The story I would like to tell start on the 9th of August, 2003. Together with two friends, I am sitting on a camping ground in the Canton of Berne, checking the equipment for the last time. My pack also contains my trusted Rollei, and almost a dozen rolls of film. If everything goes according to plan, we will board a train in Italy in two and a half weeks, and look back on a long hike over the mountains.

The story I would like to tell really starts in 2002. A colleague, and a good friend -- we shall call him Martin -- has just finished his degree. As a reward, his colleagues present him with a hat made out of cardboard, whereas his family has some more useful presents. One of these is a GPS receiver. A few day later, we have already fixed the location of several points on Campus. However, Martin is of the opinion his new gadget needs a real test -- one that has to be done in the Alps.
I do not say anything.
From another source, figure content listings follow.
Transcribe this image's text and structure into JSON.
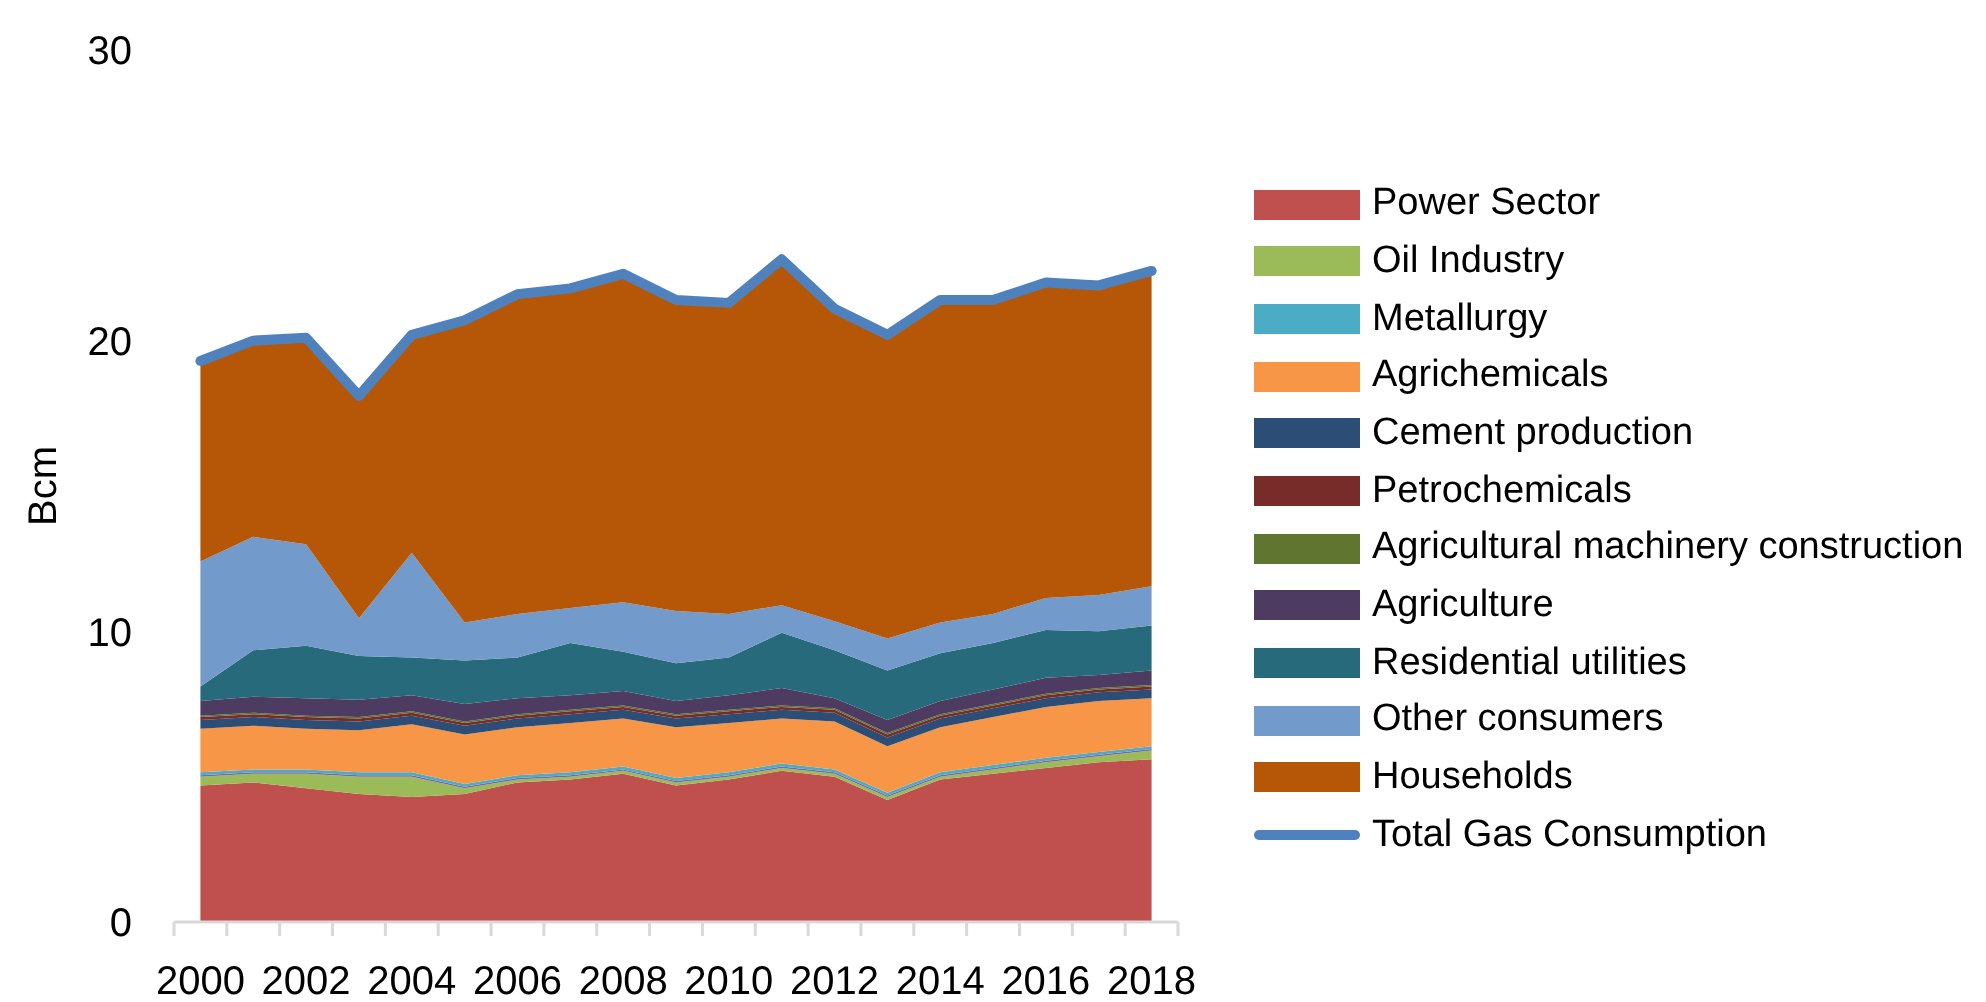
{
  "chart_data": {
    "type": "area",
    "stacked": true,
    "ylabel": "Bcm",
    "legend": "right",
    "x": [
      2000,
      2001,
      2002,
      2003,
      2004,
      2005,
      2006,
      2007,
      2008,
      2009,
      2010,
      2011,
      2012,
      2013,
      2014,
      2015,
      2016,
      2017,
      2018
    ],
    "xlim": [
      1999.5,
      2018.5
    ],
    "xticks": [
      {
        "value": 1999.5,
        "label": null
      },
      2000,
      {
        "value": 2000.5,
        "label": null
      },
      {
        "value": 2001.5,
        "label": null
      },
      2002,
      {
        "value": 2002.5,
        "label": null
      },
      {
        "value": 2003.5,
        "label": null
      },
      2004,
      {
        "value": 2004.5,
        "label": null
      },
      {
        "value": 2005.5,
        "label": null
      },
      2006,
      {
        "value": 2006.5,
        "label": null
      },
      {
        "value": 2007.5,
        "label": null
      },
      2008,
      {
        "value": 2008.5,
        "label": null
      },
      {
        "value": 2009.5,
        "label": null
      },
      2010,
      {
        "value": 2010.5,
        "label": null
      },
      {
        "value": 2011.5,
        "label": null
      },
      2012,
      {
        "value": 2012.5,
        "label": null
      },
      {
        "value": 2013.5,
        "label": null
      },
      2014,
      {
        "value": 2014.5,
        "label": null
      },
      {
        "value": 2015.5,
        "label": null
      },
      2016,
      {
        "value": 2016.5,
        "label": null
      },
      {
        "value": 2017.5,
        "label": null
      },
      2018,
      {
        "value": 2018.5,
        "label": null
      }
    ],
    "ylim": [
      0,
      30
    ],
    "yticks": [
      0,
      10,
      20,
      30
    ],
    "series": [
      {
        "name": "Power Sector",
        "color": "#c0504d",
        "values": [
          4.7,
          4.8,
          4.6,
          4.4,
          4.3,
          4.4,
          4.8,
          4.9,
          5.1,
          4.7,
          4.9,
          5.2,
          5.0,
          4.2,
          4.9,
          5.1,
          5.3,
          5.5,
          5.6
        ]
      },
      {
        "name": "Oil Industry",
        "color": "#9bbb59",
        "values": [
          0.3,
          0.3,
          0.5,
          0.6,
          0.7,
          0.2,
          0.1,
          0.1,
          0.1,
          0.1,
          0.1,
          0.1,
          0.1,
          0.1,
          0.1,
          0.15,
          0.2,
          0.2,
          0.3
        ]
      },
      {
        "color": "#8064a2",
        "values": [
          0.05,
          0.05,
          0.05,
          0.05,
          0.05,
          0.05,
          0.05,
          0.05,
          0.05,
          0.05,
          0.05,
          0.05,
          0.05,
          0.05,
          0.05,
          0.05,
          0.05,
          0.05,
          0.05
        ]
      },
      {
        "name": "Metallurgy",
        "color": "#4bacc6",
        "values": [
          0.1,
          0.1,
          0.1,
          0.1,
          0.1,
          0.1,
          0.1,
          0.1,
          0.1,
          0.1,
          0.1,
          0.1,
          0.1,
          0.1,
          0.1,
          0.1,
          0.1,
          0.1,
          0.1
        ]
      },
      {
        "name": "Agrichemicals",
        "color": "#f79646",
        "values": [
          1.5,
          1.5,
          1.4,
          1.45,
          1.65,
          1.7,
          1.65,
          1.7,
          1.65,
          1.75,
          1.7,
          1.55,
          1.65,
          1.6,
          1.55,
          1.65,
          1.75,
          1.75,
          1.65
        ]
      },
      {
        "name": "Cement production",
        "color": "#2c4d75",
        "values": [
          0.3,
          0.3,
          0.3,
          0.3,
          0.3,
          0.3,
          0.3,
          0.3,
          0.3,
          0.3,
          0.3,
          0.3,
          0.3,
          0.3,
          0.3,
          0.3,
          0.3,
          0.3,
          0.3
        ]
      },
      {
        "name": "Petrochemicals",
        "color": "#772c2a",
        "values": [
          0.1,
          0.1,
          0.1,
          0.1,
          0.1,
          0.1,
          0.1,
          0.1,
          0.1,
          0.1,
          0.1,
          0.1,
          0.1,
          0.1,
          0.1,
          0.1,
          0.1,
          0.1,
          0.1
        ]
      },
      {
        "name": "Agricultural machinery construction",
        "color": "#5f7530",
        "values": [
          0.05,
          0.05,
          0.05,
          0.05,
          0.05,
          0.05,
          0.05,
          0.05,
          0.05,
          0.05,
          0.05,
          0.05,
          0.05,
          0.05,
          0.05,
          0.05,
          0.05,
          0.05,
          0.05
        ]
      },
      {
        "name": "Agriculture",
        "color": "#4d3b62",
        "values": [
          0.5,
          0.55,
          0.6,
          0.6,
          0.55,
          0.6,
          0.55,
          0.5,
          0.5,
          0.45,
          0.5,
          0.6,
          0.35,
          0.45,
          0.45,
          0.5,
          0.55,
          0.45,
          0.5
        ]
      },
      {
        "name": "Residential utilities",
        "color": "#276a7c",
        "values": [
          0.5,
          1.6,
          1.8,
          1.5,
          1.3,
          1.5,
          1.4,
          1.8,
          1.35,
          1.3,
          1.3,
          1.9,
          1.65,
          1.7,
          1.65,
          1.6,
          1.65,
          1.5,
          1.55
        ]
      },
      {
        "name": "Other consumers",
        "color": "#729aca",
        "values": [
          4.3,
          3.9,
          3.5,
          1.3,
          3.6,
          1.3,
          1.5,
          1.2,
          1.7,
          1.8,
          1.5,
          0.95,
          1.0,
          1.1,
          1.05,
          1.0,
          1.1,
          1.25,
          1.35
        ]
      },
      {
        "name": "Households",
        "color": "#b65708",
        "values": [
          6.9,
          6.75,
          7.1,
          7.65,
          7.5,
          10.4,
          11.0,
          11.0,
          11.3,
          10.7,
          10.7,
          11.9,
          10.75,
          10.45,
          11.1,
          10.8,
          10.85,
          10.65,
          10.85
        ]
      },
      {
        "name": "Total Gas Consumption",
        "type": "line",
        "color": "#4f81bd",
        "values": [
          19.3,
          20.0,
          20.1,
          18.1,
          20.2,
          20.7,
          21.6,
          21.8,
          22.3,
          21.4,
          21.3,
          22.8,
          21.1,
          20.2,
          21.4,
          21.4,
          22.0,
          21.9,
          22.4
        ]
      }
    ]
  }
}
It is only during the weekend that I understand I will have to say something; otherwise, nothing will come of this remark.

The next weeks and months see us compiling a schedule. We will be three (Martin, his sister, and me) to cross the Alps. A classic route would be Munich--Venice, but that is quite a distance, and we have neither much time nor a lot of money. We decide to do a less ambitious hike from Interlaken to Milan. In contrast to his sister, Martin has never been on a 4000-meter mountain (and neither have I, of course), so we will visit Mt Bishorn, it being more or less en route.

All of this is now more than five years into the past; memories of the exhaustion has faded, but the beautiful moments are still quite vivid; and I still have a yearning for mountains -- real mountains -- which is stoked rather than quenched by the Harz.

During these years, the Internet has changed quite a bit. Back then, I published my pictures on a static HTML page as a gallery; nowadays, services like Flickr or Smugmug are available, and there is my favourite technique of geotagging. I have already uploaded a few photographs, and I would especially like to recommend the timeline link on the map.

As usual in the context of holiday pictures, there are a few more than the guests did look forward to; I will upload these during the next weeks. And if you look closely at the points on the map, you might notice that these do not quite fit on a line from Interlaken to Milan. But then again, I shall need some future text to go with my future pictures.